Text description provided by the architects. Choosing to live, work and sell his art in one location, the Artist-Owner wanted to bring these program elements together, while keeping their architectural expression distinct. Teeple Architects’ solution came in the form of three long spatial volumes stacked on top of each other, shifted laterally and longitudinally to allow light penetration into the spaces. Each volume houses one aspect of the program; the ground floor volume is the studio, the second floor; the gallery, and the top floor is the residence. The clarity and directness of the concept brings dramatic expression to the sculptural form of the building.
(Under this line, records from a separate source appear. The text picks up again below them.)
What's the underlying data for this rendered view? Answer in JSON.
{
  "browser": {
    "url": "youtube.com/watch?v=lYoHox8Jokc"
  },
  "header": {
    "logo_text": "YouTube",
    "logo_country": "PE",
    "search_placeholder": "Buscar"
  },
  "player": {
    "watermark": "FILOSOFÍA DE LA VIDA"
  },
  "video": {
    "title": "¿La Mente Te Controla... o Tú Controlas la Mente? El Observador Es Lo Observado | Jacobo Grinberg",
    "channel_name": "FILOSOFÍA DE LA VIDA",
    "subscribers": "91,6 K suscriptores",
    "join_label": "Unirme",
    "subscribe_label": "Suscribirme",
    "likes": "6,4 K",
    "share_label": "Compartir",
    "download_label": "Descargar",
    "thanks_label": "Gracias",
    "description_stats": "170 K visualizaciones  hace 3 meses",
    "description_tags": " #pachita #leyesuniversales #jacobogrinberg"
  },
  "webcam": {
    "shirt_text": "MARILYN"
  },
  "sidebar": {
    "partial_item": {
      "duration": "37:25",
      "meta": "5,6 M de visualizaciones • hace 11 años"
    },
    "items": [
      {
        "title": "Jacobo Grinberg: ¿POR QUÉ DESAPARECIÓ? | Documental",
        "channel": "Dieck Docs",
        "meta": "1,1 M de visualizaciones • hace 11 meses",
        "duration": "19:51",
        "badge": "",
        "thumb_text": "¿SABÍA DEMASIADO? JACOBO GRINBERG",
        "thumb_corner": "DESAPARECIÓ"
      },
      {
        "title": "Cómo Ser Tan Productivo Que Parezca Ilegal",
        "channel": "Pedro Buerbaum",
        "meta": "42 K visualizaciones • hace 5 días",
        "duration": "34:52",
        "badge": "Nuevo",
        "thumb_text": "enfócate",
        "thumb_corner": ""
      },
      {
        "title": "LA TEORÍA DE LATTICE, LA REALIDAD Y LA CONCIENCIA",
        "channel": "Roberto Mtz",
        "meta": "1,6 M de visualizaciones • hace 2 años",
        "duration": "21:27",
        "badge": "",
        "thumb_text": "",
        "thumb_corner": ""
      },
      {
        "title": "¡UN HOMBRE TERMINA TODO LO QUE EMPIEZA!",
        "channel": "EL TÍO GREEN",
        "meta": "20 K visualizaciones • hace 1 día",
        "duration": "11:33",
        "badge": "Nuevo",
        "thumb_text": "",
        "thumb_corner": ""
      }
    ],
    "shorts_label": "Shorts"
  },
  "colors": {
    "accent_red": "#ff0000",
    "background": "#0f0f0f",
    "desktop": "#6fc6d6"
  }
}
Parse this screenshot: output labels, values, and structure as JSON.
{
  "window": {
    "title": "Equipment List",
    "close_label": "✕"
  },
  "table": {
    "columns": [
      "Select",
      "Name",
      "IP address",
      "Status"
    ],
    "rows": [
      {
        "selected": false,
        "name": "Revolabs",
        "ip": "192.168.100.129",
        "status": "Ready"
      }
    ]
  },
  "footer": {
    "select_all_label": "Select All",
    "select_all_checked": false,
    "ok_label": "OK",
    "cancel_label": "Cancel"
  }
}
The transparent front and rear facades exhibit the public functions of the program, allowing the daily activities of the artist to be displayed to the street, while the more private spaces are tucked away in the middle of the plan, capturing their light from above. The extreme transparency of the front façade fully displays the artist’s studio, gallery, and home activities, rendering his daily life a work of art in itself, while expressing a candid form of reality that challenges the status quo.
An inner courtyard, a quiet oasis in the center of the city, is formed between the new structure and the original studio. The courtyard contains a small reflecting pool and seating area, and brings north light into the painting studio.
The interior is detailed minimally; both to allow the artist’s work and possessions to become the forefront of the visitor’s interest, and to keep it within the tight set budget. This brownfield development project brings a novel form and program into an urban setting. It enables the painter to fully enjoy and enhance the complex urban overlays that constitute Toronto’s Chinatown neighborhood.